Instrument every layer, or the failure hides in the one you skipped

An agent failure travels: bad retrieval becomes flawed reasoning becomes a wrong tool call becomes a failed verification. If your tracing covers only one layer, the cause is in one of the layers you did not.

B

Balagei G Nagarajan

4 MIN READ


Five stacked observability layers with one un-instrumented layer dark, hiding the origin of a failure passing through it
Each single-layer view captures a real signal and misses the connection that explains it.
— from “Instrument every layer, or the failure hides in the one you skipped”

Key facts.

  • End-to-end observability covers every step: retrieval, LLM calls, tool invocations, planning, verification, and the cascading effects between them. source
  • Each step generates its own span, nested hierarchically, so a parent trace for the full run contains child spans for every LLM call, tool invocation, memory read/write, and sub-agent handoff. source
  • Handoff spans should capture source and target agent IDs and transfer latency, so the boundary between agents, or between agent and human, stays visible. source
  • Without span-level tracing across all layers, you're running a black box: you detect that something failed, but you can't explain why. source

Why does instrumenting one layer leave you blind?

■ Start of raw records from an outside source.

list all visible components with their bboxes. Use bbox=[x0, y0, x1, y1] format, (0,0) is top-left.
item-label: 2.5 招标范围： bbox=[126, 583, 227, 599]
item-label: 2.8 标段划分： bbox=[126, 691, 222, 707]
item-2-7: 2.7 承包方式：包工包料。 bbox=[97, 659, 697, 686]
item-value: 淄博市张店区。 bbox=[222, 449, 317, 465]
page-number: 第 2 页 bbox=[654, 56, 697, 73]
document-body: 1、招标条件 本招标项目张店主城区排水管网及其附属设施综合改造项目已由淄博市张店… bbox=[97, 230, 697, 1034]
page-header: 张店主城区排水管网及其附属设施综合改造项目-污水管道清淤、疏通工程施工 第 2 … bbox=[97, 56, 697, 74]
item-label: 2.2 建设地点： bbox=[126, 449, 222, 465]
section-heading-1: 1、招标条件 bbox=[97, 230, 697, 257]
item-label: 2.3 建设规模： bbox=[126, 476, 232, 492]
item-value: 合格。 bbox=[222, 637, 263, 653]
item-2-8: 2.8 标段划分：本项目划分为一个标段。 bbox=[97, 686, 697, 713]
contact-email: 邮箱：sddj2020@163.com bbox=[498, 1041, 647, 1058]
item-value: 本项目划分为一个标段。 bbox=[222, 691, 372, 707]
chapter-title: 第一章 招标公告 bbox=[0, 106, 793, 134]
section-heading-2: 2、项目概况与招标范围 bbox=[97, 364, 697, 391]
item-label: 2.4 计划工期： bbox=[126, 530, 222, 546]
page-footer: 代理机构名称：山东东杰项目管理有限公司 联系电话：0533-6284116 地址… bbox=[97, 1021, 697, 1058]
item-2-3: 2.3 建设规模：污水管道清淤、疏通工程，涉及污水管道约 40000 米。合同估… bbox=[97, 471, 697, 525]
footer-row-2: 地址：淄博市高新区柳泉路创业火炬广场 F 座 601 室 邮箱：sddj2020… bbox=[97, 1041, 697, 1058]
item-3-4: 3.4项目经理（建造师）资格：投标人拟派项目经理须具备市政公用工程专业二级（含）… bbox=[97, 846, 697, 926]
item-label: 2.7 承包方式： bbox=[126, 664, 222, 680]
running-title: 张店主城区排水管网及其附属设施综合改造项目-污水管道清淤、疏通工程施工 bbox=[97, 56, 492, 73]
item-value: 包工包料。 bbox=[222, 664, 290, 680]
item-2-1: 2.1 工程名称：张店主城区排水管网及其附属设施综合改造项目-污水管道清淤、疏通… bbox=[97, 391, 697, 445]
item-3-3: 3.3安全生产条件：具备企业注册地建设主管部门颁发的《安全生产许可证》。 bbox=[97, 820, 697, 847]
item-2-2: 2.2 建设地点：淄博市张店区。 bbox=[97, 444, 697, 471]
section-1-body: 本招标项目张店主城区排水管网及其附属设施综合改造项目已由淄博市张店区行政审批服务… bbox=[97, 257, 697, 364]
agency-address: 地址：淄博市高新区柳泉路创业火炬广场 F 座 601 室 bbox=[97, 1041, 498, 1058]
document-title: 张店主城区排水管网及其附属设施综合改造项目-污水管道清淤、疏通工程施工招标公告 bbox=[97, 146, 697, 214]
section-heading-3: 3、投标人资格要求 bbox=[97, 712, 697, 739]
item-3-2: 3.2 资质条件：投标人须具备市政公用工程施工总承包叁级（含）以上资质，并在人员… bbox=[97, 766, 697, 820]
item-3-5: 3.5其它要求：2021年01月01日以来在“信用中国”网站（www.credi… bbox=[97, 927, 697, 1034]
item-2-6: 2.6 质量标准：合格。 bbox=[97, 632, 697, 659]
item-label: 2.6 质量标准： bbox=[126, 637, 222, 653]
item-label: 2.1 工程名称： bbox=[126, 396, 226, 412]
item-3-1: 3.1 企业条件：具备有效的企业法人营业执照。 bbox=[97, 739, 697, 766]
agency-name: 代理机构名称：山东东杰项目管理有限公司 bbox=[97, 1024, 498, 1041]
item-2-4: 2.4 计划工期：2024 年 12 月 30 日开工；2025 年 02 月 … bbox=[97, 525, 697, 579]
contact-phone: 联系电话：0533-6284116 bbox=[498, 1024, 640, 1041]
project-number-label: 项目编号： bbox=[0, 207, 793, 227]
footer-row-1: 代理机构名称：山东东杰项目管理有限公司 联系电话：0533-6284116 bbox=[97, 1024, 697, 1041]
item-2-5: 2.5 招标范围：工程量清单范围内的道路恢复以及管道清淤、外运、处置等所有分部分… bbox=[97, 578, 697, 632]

The layers feed each other, they're not independent. Watch only the LLM calls and you see token usage and outputs, but not that the prompt was wrong because retrieval returned the wrong chunk, and not what the tool did with the model's output. Watch only infrastructure and you see something got slow or errored, but not which reasoning step or tool choice caused it. Each single-layer view captures a real signal and misses the connection that explains it. The failure is a chain. A chain you can only see one link of isn't debuggable, it's a guess.

The human handoff is the layer teams forget most often, and it's where accountability lives. When an agent escalates to a person, or one agent hands to another, that boundary needs its own span, who handed to whom, with what context, after how long, or the trace stops at the edge of the system you instrumented and the rest is invisible.

Swimlane diagram with lanes for retrieval, LLM, tool, verification, and handoff, showing a failure propagating across all five

What does each layer's span need to capture?

Different layers carry different evidence. Retrieval spans record the query and what came back, a wrong chunk is visible. LLM-call spans record the model, input and output tokens, latency. Tool-execution spans record the arguments and result. Verification spans record what was checked and whether it passed. Handoff spans record source and target identities and transfer latency. Nest all of these under one parent trace and the agent's full execution becomes one readable story instead of five disconnected dashboards. Vendor "complete observability" claims are a checklist to verify against your own stack, not a guarantee that every layer is covered.

LayerSpan capturesWhat you lose without it
RetrievalQuery and returned contextWhy the prompt was wrong
LLM callModel, tokens, latency, outputThe reasoning itself
Tool executionArguments and resultWhat the agent actually did
VerificationWhat was checked, pass or failWhether the output was ever validated
HandoffSource/target IDs, transfer latencyThe boundary where it left the system

Full-stack span coverage is the foundation of the Pattern Intelligence Layer. Reliability at the pattern level needs the whole chain, retrieval through handoff, as one trace, so a failure pattern that crosses layers (the retrieval miss that always becomes a tool error, the verification that always gets skipped before a handoff) shows up end to end instead of split across systems that never talk. Instrument every layer. The agent stops being a black box you poke at and becomes a system you can actually read.

Frequently asked questions

Won't the next model just find its own bugs?
A bad retrieval feeds a wrong tool call; cover only the LLM layer and the cause hides. A more capable model can't help: TRAIL pins the faulty step ~11% of the time, so the gap is structural rework. (source)

Isn't tracing the LLM calls the most important part?
Necessary but not enough. The LLM call rarely fails alone, the cause is often an upstream retrieval or a downstream tool. You need every layer to follow the chain.

Why trace human handoffs?
That boundary is where the trace otherwise stops. A handoff span, source, target, transfer latency, context, keeps the story continuous across the edge of the automated system.

How do I know my coverage is actually complete?
Check that every layer emits its own span type and that they nest under one trace. Treat vendor completeness claims as a checklist to verify against your stack.